Joey’s Wings Foundation's oragami crane display at the UF Health Shands Children’s Hospital UF Health Shands Children’s Hospital.
Origami crane display at the UF Health Shands Children’s Hospital


September is childhood cancer awareness month. In the US, 46 children are diagnosed with cancer every day and 1 in 5 children diagnosed with cancer will die of the disease. In 2014, it is estimated that 15,780 children and adolescents ages 0 to 19 years were be diagnosed with cancer and around 2,000 died of the disease in the United States.

Joey’s Wings displays 2,000 origami cranes in Shands Children’s Hospital to honor 2,000 children whose lives are taken by cancer each year in the US. Each origami crane is beautifully folded and put into strings with beads and other hand-made ornament. 2,000 cranes will be displayed as a piece of art to raise money for advancing research dedicated to childhood cancer. After September, they will be displayed in public places like museums, libraries, churches, grocery stores, restaurants and businesses.

The crane in Japan is one of the most mystical creatures and is said to live for a thousand years. It represents a prayer and a wish for recovery, hence a powerful message of joy during a very difficult time. The ancient Japanese legend promises that anyone who folds a thousand origami cranes will be granted a wish by a crane. We do 2,000! Two wishes are granted, CURE and CURE!

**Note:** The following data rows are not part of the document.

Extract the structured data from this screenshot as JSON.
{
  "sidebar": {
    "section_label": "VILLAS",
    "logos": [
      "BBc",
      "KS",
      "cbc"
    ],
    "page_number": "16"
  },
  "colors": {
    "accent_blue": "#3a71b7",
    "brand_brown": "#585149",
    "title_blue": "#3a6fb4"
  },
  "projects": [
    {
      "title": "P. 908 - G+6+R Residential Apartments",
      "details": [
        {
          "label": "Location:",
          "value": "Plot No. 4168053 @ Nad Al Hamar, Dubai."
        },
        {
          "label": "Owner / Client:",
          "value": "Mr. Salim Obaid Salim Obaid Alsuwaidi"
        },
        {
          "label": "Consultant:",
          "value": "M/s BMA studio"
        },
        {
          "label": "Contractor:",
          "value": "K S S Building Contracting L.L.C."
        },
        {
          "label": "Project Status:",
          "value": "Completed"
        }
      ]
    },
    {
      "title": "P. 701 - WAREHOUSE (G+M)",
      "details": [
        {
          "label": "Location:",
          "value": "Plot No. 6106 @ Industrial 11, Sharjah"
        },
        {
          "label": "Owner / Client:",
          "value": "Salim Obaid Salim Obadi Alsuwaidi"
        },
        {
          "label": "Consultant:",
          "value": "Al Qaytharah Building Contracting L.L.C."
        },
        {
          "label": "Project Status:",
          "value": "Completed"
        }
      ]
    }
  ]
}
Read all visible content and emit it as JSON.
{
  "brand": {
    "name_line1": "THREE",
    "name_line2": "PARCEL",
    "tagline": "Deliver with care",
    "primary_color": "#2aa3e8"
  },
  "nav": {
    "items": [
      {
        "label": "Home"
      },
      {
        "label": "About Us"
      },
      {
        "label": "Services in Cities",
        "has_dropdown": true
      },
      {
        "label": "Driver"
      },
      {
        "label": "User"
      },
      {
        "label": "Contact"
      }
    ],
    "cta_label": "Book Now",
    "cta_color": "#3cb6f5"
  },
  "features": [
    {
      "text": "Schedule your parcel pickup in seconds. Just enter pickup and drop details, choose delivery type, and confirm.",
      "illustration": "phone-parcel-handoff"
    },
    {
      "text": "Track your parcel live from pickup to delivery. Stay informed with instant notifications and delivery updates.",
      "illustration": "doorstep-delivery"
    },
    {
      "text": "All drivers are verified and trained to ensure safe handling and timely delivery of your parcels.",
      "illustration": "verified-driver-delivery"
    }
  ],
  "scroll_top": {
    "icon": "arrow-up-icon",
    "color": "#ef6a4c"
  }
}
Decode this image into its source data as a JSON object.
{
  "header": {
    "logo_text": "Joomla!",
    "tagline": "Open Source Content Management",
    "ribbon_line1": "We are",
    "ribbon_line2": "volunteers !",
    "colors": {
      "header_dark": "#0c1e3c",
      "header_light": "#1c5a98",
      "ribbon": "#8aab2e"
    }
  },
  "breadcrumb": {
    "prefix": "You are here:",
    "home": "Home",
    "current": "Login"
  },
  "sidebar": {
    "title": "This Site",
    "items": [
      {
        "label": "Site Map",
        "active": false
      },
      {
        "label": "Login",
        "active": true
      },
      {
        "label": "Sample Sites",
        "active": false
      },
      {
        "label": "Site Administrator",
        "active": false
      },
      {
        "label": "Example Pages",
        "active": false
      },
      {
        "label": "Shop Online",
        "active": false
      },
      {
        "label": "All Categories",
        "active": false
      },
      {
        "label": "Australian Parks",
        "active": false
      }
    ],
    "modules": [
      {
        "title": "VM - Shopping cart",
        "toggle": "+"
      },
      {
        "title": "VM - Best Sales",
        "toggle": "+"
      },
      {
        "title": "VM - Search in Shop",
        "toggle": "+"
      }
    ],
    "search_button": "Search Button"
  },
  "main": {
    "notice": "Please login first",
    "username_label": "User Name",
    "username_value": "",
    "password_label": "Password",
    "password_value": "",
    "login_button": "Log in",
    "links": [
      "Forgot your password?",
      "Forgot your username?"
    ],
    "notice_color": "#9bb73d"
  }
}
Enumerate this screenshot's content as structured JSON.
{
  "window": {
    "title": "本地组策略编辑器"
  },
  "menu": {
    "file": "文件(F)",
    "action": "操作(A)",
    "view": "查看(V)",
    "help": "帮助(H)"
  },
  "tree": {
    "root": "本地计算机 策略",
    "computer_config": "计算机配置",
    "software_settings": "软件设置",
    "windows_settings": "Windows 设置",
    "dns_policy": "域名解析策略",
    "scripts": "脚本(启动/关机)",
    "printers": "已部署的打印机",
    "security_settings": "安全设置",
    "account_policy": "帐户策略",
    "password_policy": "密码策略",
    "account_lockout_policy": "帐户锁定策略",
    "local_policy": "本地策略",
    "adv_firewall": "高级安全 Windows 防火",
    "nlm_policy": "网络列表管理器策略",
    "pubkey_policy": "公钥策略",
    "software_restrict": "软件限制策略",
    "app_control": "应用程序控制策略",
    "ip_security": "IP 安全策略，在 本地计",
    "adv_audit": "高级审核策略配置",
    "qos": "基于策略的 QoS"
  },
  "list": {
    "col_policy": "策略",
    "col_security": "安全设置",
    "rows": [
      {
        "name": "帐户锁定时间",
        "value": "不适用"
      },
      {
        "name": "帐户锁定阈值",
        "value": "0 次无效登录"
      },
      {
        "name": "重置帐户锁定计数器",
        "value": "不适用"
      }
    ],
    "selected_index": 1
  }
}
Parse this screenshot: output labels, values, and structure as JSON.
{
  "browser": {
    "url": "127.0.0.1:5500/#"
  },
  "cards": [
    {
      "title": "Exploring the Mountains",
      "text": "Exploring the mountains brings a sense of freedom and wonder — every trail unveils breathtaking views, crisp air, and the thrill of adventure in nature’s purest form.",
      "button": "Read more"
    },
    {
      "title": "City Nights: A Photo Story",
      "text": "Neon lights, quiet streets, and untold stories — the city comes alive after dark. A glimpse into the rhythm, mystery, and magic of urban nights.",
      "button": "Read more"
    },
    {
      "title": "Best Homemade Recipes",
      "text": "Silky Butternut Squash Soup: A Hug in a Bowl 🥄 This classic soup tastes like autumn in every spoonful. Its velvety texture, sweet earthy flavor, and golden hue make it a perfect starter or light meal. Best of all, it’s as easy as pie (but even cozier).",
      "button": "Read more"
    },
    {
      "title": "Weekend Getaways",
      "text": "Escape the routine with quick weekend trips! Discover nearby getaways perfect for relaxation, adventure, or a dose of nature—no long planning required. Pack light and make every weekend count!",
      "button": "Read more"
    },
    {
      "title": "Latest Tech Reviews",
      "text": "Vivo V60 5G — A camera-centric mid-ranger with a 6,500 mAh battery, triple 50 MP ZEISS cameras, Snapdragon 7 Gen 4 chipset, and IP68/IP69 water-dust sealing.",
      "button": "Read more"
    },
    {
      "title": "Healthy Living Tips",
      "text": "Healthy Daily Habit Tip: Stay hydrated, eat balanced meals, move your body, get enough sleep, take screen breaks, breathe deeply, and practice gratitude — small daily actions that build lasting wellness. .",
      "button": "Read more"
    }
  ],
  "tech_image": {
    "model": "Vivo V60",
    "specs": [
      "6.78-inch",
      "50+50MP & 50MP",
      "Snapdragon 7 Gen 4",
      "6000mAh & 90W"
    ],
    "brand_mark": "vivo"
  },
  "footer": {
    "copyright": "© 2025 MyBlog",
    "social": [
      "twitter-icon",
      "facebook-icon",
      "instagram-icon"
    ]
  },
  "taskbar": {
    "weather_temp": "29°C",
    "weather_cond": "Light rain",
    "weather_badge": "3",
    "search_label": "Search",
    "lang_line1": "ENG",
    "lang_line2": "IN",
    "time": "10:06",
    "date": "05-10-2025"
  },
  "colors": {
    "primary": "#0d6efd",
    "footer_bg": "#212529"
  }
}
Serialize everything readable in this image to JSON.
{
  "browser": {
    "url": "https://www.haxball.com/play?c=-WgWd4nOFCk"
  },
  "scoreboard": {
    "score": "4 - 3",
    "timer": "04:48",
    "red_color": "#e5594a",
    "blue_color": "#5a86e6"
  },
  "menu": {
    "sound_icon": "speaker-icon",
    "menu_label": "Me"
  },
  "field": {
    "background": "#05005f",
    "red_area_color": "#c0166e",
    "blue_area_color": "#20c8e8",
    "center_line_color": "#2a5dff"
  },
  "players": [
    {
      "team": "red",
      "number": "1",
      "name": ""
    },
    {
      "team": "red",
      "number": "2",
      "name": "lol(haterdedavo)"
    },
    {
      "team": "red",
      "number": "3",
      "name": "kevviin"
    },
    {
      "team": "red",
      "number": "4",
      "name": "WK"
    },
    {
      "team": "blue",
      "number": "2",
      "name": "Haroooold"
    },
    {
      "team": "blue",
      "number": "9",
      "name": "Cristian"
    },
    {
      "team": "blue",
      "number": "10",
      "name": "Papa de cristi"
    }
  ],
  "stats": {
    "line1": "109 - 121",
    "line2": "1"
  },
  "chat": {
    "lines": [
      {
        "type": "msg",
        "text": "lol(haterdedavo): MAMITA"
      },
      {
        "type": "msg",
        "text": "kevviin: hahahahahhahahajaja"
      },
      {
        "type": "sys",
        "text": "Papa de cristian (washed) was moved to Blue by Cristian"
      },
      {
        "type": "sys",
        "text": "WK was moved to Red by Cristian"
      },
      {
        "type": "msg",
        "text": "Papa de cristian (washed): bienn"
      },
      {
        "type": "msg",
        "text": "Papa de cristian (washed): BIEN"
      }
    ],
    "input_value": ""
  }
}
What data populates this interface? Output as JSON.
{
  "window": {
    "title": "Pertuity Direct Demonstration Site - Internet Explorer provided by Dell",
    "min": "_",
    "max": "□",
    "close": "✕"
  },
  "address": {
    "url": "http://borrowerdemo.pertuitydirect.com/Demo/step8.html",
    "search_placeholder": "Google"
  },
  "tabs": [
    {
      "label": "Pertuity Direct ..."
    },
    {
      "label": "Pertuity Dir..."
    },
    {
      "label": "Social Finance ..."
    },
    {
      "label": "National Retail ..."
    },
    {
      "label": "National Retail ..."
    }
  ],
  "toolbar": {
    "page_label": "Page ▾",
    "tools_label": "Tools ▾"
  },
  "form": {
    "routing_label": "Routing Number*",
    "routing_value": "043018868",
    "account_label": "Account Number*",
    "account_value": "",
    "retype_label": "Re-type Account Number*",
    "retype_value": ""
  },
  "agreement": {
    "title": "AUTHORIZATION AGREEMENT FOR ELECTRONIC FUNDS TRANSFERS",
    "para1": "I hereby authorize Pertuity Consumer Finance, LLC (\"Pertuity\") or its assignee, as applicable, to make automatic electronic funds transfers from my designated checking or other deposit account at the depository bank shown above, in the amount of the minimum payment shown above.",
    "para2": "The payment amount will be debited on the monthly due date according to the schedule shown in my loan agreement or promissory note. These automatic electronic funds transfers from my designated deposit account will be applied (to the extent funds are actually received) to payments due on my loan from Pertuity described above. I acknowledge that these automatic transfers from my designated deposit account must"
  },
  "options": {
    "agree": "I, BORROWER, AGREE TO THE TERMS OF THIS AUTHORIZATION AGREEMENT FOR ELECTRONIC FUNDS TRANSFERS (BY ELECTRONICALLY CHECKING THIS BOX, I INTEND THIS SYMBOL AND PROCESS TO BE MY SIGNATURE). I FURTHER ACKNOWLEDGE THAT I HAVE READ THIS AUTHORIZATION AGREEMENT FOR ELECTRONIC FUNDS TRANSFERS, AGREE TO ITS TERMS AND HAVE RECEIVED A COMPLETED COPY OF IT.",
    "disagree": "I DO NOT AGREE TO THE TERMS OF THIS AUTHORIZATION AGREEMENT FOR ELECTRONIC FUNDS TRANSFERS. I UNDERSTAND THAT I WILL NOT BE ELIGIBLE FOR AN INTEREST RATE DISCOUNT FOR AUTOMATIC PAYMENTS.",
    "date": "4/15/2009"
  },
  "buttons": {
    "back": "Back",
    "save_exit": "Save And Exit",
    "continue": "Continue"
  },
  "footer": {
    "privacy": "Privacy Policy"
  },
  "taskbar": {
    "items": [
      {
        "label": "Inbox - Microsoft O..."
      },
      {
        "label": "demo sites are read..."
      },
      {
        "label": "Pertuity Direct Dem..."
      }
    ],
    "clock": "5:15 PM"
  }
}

To accomplish 2,000 cranes, we are asking you to sponsor $1 for each crane we fold. Yes, $1 to match a child’s life lost to cancer. Please join us to spread the childhood cancer awareness. Leave your mailing address and email when you donate, so we can mail you the gift. All the donations over $25 will be matched with gifts!

Shared Hope – Art and Healing

This exhibit opens on Jun. 29th – Aug. 5th, 2016 at the Harn Museum of Art in Gainesville, Fl. The education display includes photographs by Joyce Pearson and Stacey Steinberg, as well as a communal origami project that exemplifies the power of art to raise the spirit as a resource to illness, aging and death.